If this information ends up in the wrong hands, it could put your finances in jeopardy or even lead to identity theft.

This is why when reports of a WhatsApp hacking scandal surfaced, users reacted in a panic.

The attack targeted a select number of users and was orchestrated by an advanced cyber-actor, according to those in charge of the app, which is owned by Facebook.

BBC reports hackers managed to remotely install surveillance software on phones and other devices by exploiting a major vulnerability in the WhatsApp app.

It’s believed the hacking software was developed by Israeli firm NSO Group, reports the Financial Times.

WhatsApp rolled out a fix on Friday and urged its 1,5 billion users to update their app.

The cyber-crooks might have been exposed but if you haven’t updated the app yet, you’re still at risk, says Paul Ducklin, senior technologist at IT security company Sophos.  

“This bug has got so much attention that there are probably loads of crooks looking to recreate or rediscover it,” he warns.

He adds it’s important to often patch – or update – the apps installed on your device.

“If you aren’t in the habit of patching, use this story as a reason to get serious about it. Don’t make yourself an easy picking for the crooks.”

Once the hackers gain access to a device it’s a free for all, Ducklin says.

“The thing with spyware in general is that once a crook has a foothold on your device, they can go after anything that’s accessible,” he explains.

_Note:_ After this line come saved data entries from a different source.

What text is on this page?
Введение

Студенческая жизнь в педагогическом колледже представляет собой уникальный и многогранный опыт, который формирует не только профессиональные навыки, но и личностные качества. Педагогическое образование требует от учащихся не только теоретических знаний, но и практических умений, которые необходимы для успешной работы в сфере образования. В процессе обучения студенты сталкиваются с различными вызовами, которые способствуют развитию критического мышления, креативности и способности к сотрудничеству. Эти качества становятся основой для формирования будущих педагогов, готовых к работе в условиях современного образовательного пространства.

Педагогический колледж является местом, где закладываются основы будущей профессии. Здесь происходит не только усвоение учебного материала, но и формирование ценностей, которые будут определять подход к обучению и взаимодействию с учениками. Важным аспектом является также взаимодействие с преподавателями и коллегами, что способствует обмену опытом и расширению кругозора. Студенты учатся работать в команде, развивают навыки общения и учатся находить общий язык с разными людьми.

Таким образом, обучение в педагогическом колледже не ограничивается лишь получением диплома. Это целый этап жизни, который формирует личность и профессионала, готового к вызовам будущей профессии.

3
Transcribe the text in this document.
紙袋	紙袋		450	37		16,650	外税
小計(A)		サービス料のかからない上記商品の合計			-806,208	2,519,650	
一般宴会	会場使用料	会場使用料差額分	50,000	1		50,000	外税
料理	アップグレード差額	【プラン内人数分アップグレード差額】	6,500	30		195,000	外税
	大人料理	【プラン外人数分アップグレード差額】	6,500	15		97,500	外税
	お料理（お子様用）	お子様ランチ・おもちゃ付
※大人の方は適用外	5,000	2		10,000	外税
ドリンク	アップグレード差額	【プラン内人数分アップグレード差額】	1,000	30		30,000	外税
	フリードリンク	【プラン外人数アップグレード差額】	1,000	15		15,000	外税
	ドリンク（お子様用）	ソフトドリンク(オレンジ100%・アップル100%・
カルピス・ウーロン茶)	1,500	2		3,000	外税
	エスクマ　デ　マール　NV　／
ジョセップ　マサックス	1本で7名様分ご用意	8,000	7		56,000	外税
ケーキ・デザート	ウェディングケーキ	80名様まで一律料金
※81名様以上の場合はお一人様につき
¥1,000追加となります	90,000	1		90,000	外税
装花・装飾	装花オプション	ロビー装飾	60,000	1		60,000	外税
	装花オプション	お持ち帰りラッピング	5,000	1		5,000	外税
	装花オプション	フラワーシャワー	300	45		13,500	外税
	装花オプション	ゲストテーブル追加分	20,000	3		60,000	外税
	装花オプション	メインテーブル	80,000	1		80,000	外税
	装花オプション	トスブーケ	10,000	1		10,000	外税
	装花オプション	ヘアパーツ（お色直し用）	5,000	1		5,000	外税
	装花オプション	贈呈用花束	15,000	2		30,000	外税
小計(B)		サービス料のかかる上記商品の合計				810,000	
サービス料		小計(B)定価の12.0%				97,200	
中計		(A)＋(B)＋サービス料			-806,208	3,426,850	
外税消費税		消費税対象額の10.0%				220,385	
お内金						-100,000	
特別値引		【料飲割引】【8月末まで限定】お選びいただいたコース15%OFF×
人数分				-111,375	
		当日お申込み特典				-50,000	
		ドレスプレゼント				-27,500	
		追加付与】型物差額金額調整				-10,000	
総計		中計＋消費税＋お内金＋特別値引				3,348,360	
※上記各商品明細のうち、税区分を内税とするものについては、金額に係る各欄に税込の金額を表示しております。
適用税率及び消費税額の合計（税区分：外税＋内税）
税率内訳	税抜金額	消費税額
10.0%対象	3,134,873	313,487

“So a crook who targets your photo album might not really care about your pictures. They might be more interested in snooping around for bank account details, credit card numbers, and so on.

“But it’s the same as when someone breaks into a house. Perhaps they were after a laptop or TV, but who knows what else they could take a shine to because it seemed interesting or valuable once they were inside?”

There wasn’t much users could have done to protect themselves. But Ducklin advises you to keep the number of apps on your phone limited and often update them.

“Uninstall apps you don’t actually use, whether that’s a mainstream app like WhatsApp or a special-interest app such as a game. The more apps you have, the more bugs you might be exposing to the crooks. So reduce what cybersecurity jargon calls your ‘attack surface area’.”